Falicia is thrown off, but complies any way. She leaves the new club satisfied with how much money she’s made, Dino isn’t. He headbutt’s her and tells her if she worked longer she could have earned more. She’s left fearful and confused, he apologizes, but this is only the beginning.

The movie aims to tell the story of a young woman who kills for love, however I saw it as an example of the type of intimate partner violence young women are vulnerable to when they don’t have a representation of a healthy relationship in the home.

I read an article about how intimate partner violence that says something called “trauma-bonding” is what makes people stay in abusive relationships. Despite being tricked into leaving one club only to end up stripping in another, she stayed because she was waiting for the charming Dino she first met to reappear. When he headbutt her, he may have apologized, but he also showed her exactly the type of physical pain he was capable of inflicting on her at any unsuspecting moment. He even went so far as to keep her daughter away from her. If that weren’t  enough, he convinced her that he wanted to provide her and her daughter with a whole new life, but they needed a certain amount of money to make it happen. So she was stripping with a dollar amount in mind.

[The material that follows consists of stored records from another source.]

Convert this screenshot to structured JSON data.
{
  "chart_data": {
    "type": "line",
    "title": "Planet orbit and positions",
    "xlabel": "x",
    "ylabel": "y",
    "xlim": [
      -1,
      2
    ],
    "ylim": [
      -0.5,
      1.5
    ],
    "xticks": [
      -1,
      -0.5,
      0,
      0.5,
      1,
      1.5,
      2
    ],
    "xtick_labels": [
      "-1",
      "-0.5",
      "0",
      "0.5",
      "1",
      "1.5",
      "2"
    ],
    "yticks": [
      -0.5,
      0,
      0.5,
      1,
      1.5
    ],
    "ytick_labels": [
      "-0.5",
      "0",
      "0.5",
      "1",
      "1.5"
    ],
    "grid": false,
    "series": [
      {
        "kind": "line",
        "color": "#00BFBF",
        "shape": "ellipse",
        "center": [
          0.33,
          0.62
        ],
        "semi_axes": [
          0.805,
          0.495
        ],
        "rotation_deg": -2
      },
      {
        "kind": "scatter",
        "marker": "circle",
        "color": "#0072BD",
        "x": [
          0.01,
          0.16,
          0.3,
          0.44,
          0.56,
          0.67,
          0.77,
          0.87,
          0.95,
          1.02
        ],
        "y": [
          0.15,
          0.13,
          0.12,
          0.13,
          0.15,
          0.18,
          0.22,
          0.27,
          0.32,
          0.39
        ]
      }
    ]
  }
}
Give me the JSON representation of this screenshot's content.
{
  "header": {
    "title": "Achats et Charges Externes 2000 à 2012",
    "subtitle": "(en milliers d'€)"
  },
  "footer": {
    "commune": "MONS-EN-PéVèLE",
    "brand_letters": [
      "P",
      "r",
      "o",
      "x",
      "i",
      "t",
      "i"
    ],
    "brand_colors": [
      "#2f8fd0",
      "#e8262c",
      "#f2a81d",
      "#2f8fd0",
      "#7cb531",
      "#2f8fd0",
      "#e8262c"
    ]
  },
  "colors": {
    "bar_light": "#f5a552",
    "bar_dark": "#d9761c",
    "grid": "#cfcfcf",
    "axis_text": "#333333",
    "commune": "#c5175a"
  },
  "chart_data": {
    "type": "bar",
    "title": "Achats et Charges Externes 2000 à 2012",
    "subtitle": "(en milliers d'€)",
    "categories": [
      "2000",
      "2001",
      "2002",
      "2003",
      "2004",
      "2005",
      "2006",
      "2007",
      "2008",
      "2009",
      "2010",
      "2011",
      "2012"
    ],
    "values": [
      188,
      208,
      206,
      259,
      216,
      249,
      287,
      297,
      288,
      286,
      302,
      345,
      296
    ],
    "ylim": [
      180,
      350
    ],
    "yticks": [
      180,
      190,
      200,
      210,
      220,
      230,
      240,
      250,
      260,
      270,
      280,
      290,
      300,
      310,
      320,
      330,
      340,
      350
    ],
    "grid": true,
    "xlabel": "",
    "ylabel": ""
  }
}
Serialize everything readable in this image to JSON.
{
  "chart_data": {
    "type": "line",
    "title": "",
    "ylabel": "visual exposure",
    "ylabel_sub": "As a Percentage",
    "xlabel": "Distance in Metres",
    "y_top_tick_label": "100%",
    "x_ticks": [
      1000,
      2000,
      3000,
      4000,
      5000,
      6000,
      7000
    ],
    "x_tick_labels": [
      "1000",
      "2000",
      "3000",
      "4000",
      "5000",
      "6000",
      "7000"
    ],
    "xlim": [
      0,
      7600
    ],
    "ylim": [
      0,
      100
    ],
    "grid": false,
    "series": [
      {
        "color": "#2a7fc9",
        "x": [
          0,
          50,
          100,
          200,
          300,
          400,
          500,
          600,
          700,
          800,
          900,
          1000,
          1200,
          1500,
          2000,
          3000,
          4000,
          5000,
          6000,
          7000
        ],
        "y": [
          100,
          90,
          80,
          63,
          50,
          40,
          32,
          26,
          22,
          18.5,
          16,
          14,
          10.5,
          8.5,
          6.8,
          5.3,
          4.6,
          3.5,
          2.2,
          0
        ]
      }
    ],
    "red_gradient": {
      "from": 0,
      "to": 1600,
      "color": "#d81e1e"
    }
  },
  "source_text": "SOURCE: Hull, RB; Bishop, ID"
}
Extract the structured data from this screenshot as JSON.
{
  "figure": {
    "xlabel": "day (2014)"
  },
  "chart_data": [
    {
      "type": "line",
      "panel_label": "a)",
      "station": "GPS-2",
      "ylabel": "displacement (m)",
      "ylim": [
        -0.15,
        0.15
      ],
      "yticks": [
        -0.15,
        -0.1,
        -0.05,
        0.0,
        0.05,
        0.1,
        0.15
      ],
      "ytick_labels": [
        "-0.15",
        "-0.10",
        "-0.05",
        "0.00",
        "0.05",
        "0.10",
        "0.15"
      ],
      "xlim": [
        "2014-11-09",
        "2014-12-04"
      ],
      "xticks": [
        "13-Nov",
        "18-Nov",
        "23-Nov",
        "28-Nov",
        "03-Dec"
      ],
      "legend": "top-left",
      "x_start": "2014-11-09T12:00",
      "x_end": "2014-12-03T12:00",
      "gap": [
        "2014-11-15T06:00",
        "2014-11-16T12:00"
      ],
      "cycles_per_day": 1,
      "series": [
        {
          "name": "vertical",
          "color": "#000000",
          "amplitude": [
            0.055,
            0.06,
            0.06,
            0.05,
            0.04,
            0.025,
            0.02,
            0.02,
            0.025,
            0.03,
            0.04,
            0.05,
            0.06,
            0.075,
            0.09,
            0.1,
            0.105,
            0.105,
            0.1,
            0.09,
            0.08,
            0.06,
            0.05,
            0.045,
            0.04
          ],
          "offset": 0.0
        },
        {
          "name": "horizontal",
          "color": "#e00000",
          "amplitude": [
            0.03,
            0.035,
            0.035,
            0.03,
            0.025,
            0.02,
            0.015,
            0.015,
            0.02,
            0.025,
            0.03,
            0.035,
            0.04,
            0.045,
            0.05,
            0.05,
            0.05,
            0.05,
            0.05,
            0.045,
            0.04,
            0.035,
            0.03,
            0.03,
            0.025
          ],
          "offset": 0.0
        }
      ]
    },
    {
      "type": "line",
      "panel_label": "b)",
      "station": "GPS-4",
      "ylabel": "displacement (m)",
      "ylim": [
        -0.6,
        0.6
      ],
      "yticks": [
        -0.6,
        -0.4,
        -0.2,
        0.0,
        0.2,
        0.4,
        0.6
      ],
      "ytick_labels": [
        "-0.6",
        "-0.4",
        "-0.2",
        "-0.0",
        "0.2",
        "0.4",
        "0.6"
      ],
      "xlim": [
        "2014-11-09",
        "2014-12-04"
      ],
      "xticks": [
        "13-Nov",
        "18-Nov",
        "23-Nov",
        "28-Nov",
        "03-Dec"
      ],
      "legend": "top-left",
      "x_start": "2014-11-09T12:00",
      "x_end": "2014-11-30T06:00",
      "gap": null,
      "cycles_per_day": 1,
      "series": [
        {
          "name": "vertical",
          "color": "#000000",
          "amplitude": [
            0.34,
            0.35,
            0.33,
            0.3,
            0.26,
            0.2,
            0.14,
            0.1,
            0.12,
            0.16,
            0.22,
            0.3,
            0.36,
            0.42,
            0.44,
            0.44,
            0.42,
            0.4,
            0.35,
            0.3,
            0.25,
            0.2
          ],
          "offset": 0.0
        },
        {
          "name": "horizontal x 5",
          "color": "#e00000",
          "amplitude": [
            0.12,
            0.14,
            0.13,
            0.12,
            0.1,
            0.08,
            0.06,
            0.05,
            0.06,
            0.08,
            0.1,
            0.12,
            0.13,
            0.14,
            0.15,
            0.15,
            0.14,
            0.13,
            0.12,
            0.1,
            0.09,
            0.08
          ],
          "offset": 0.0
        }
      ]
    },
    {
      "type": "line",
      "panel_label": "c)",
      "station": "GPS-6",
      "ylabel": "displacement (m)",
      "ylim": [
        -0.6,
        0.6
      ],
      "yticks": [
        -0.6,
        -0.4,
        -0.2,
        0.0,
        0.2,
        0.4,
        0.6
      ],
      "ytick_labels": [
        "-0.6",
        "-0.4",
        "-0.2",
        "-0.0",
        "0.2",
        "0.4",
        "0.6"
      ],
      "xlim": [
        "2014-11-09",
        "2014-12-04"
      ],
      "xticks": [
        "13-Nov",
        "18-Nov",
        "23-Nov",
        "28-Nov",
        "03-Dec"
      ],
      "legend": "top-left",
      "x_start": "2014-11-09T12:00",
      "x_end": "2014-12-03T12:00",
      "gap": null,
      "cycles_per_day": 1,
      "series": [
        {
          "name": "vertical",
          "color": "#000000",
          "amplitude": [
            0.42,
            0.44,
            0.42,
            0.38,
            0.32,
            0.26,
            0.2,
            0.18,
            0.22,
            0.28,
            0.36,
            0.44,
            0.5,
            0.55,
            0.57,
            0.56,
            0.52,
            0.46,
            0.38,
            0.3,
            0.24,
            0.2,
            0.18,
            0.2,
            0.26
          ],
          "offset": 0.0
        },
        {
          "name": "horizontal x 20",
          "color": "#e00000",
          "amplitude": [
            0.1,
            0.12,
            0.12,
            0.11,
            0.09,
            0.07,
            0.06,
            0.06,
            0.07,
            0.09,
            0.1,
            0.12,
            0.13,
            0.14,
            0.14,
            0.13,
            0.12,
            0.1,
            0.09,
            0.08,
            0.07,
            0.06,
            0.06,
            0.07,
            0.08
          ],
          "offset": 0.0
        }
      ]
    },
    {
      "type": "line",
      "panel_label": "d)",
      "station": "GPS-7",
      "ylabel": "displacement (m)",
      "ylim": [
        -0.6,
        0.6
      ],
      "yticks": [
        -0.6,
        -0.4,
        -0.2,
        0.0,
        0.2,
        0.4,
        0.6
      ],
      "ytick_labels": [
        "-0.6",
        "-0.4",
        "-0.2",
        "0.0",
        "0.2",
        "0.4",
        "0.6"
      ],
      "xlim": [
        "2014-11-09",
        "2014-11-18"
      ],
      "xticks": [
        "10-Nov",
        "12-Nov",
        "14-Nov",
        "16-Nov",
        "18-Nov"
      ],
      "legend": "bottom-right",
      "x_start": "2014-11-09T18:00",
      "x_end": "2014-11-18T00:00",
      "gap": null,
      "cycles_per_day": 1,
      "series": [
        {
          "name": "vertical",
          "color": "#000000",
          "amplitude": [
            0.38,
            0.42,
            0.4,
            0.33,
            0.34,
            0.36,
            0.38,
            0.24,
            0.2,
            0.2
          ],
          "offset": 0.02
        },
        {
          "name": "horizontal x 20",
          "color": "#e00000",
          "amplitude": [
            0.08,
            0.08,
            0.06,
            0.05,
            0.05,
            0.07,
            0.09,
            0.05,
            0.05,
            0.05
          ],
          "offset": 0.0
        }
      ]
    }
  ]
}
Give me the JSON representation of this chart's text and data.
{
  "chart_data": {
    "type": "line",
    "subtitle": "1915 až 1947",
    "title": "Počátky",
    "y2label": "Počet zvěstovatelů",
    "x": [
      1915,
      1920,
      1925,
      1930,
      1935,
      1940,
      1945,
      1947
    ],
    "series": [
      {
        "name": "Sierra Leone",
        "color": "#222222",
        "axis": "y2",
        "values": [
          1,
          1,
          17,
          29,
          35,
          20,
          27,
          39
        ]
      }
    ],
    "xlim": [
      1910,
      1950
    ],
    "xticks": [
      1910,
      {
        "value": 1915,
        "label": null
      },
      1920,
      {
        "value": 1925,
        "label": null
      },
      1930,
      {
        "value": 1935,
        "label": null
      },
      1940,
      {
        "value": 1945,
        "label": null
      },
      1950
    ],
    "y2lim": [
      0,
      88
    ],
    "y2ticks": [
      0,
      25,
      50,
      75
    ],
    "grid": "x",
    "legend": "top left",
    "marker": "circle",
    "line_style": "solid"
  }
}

In a short time with Dino, Falicia experienced physical, emotional and financial abuse. She earned all the money he said they needed to leave and start a new life only to see Dino use it for other purposes. He convinced her that robbery was a faster way to make the money back than stripping. He gave her a gun and a deadline. Falicia didn’t kill those men for love. She killed them as a means of survival. She wanted a life where she Dino, and her daughter could live together happily, a life where she didn’t have to dance for dollars to make it happen. And they were only obstacles in her way.

If Falicia had parents she could turn to, would those men still be alive?